Sunday 18 December 2011

Around the world in cookies - Christmas Flowers Poland



The holiday season brings with it a host of inevitables: You will, no matter what, forget where you stashed the wrapping paper last year. You will, every year, shake your head at the number of presents your children receive. You will cringe, unfailingly, at each January’s credit card bill.

Luckily, there are pleasantly ubiquitous traditions that are a delight to welcome back every December. For most families, holiday cookie baking is the prime example.

Each household has its classic cookies, whether gingerbread or frosted sugar or chocolate chip. But while some traditions are not to be altered, holiday baking benefits from an infusion of new recipes each year, especially when they borrow from other cultures.

At Delightful Pastries in Jefferson Park, owner Dobra Bielinski has made it her mission to stock the retro bakery cases with as many types of globally inspired cookies as she can. After a childhood spent in Poland, Vienna and South Africa, Bielinski has acquired a distinctly international approach to holiday treats.

“I think every culture has a fabulous cookie that should be included in my repertoire,” she says. “We do Czech, Hungarian, Austrian, Sicilian, French, German, Mexican and American styles at the bakery. If there is a cookie out there, I usually know about it because I’ve tried to make it.”

One of Bielinski’s perennial favorites is a Mexican wedding cookie, a simple-to-make drop cookie with holiday flavors of toasted pecans and confectioners’ sugar.

“As much as we call it a Mexican wedding cookie, it’s also a quintessentially American cookie. In Texas, California, Arizona and New Mexico, traditionally everyone had pecan trees growing,” Bielinski says. “People would make these for parties, hence the name Mexican wedding cookies.”

The recipe is a simple one for families to make together, because fun and easy tasks like rolling the dough into balls and dunking it in confectioners’ sugar are perfect ways for children to participate. The earthy, nutty flavor of the dough is complemented by the sweetness of the confectioners’ sugar, an antidote to the overly frosted and glazed cookies that line shelves around this time of year.
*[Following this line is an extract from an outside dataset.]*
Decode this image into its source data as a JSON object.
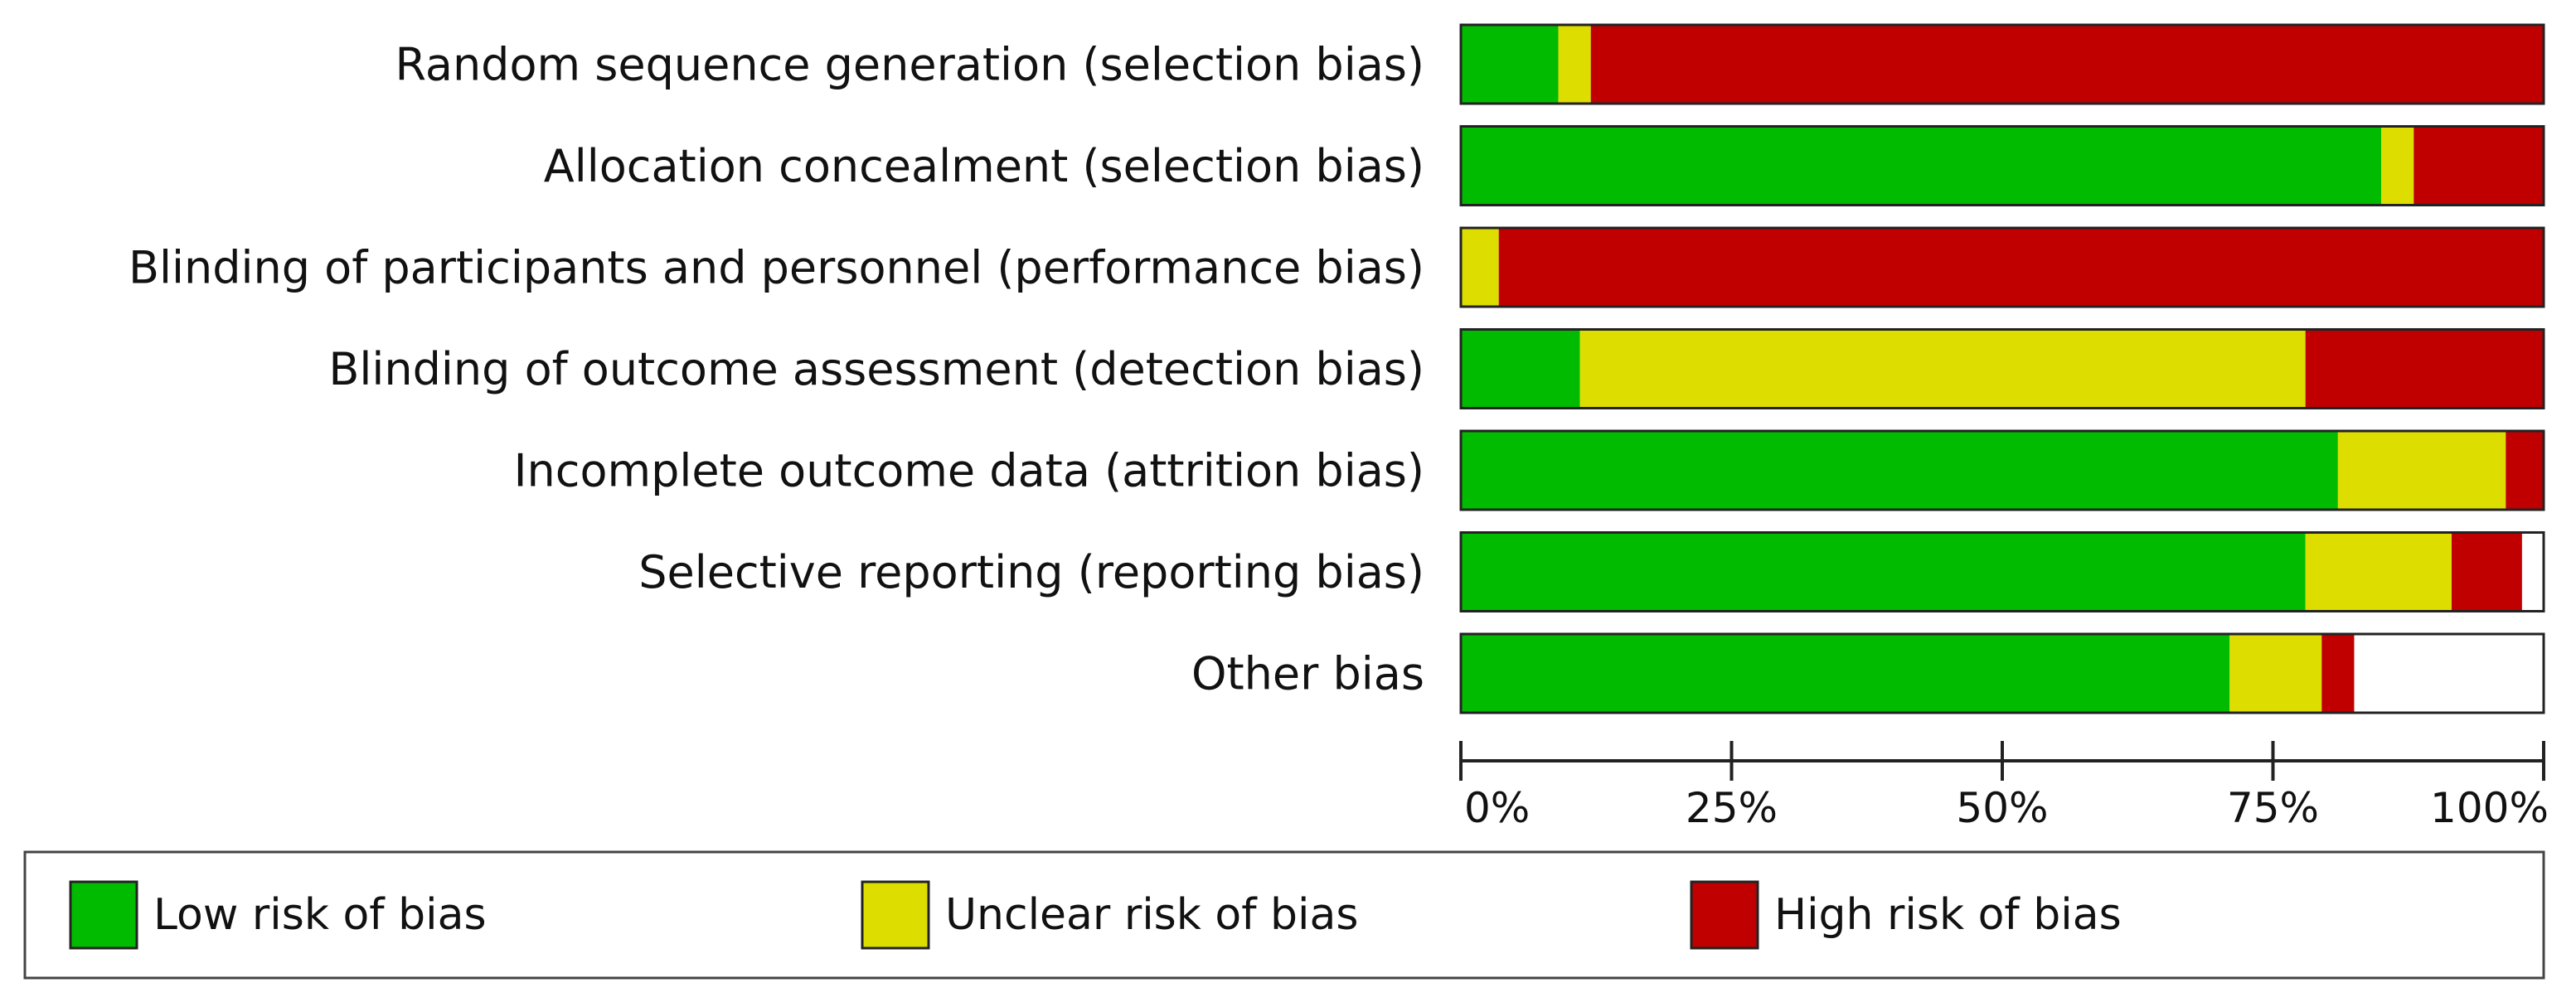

While baking with family can be a way to explore other cultures’ traditions, for some, ethnic recipes are all about reconnecting with one’s roots.

At Sixteen, the restaurant in the Trump Tower Chicago, pastry chef Sarah Kosikowski is used to making delicate, refined confections and desserts. When she thinks of her favorite holiday cookie, though, it’s her grandmother’s rustic chrusciki (kroo-SHEE-kee), or “angel wings,” that supply that ultimate dose of nostalgia.

“My great-grandmother lived in Detroit, and christmas flowers poland  Eve was her big party every year. If you were the lucky one to be standing in the kitchen while she was frying the chrusciki, you’d have powdered sugar all over your mouth,” Kosikowski remembers. “She would never make them ahead of time. Pierogies and other dishes, could make in advance, but not the chrusciki. It’s something I remember always eating fresh.”

The beautiful twists of dough that shape these Polish cookies must be fried in lard or other oil, then quickly tossed with confectioners’ sugar. They will last on a tray for a few hours, but are best eaten while still warm before the sugar and fried dough harden like a funnel cake.

While adults watch batches of dough crisp to a golden brown in the fryer, younger children can be enlisted to dust sugar over the dough ribbons.

Kosikowski says the cookies are a perfect marriage of traditional rusticity and holiday elegance. After all, lard is hardly a refined cooking oil, but the shape of the cookies and their delicate sweetness elevate them to a dessert worthy of serving to company or giving as a gift.

“It’s simple, but it’s an example of the Old World tradition coming back,” she says. “I am absolutely considering putting these on our christmas flowers poland blogs brunch menu at Sixteen. We’re still in the Midwest, where people love that sense of heritage and tradition.”

Whether you’re exploring other cultures’ recipes or sticking to your own family’s favorites, Bielinski says you can never go wrong by making a double batch of cookies.

“In this economy, all of us are forced to work harder for less money,” she says. “When you take the time to bake something for someone else, even after a 50- or 60-hour work week, I think that says a lot.”

Kate Bernot is a Chicago free-lance writer.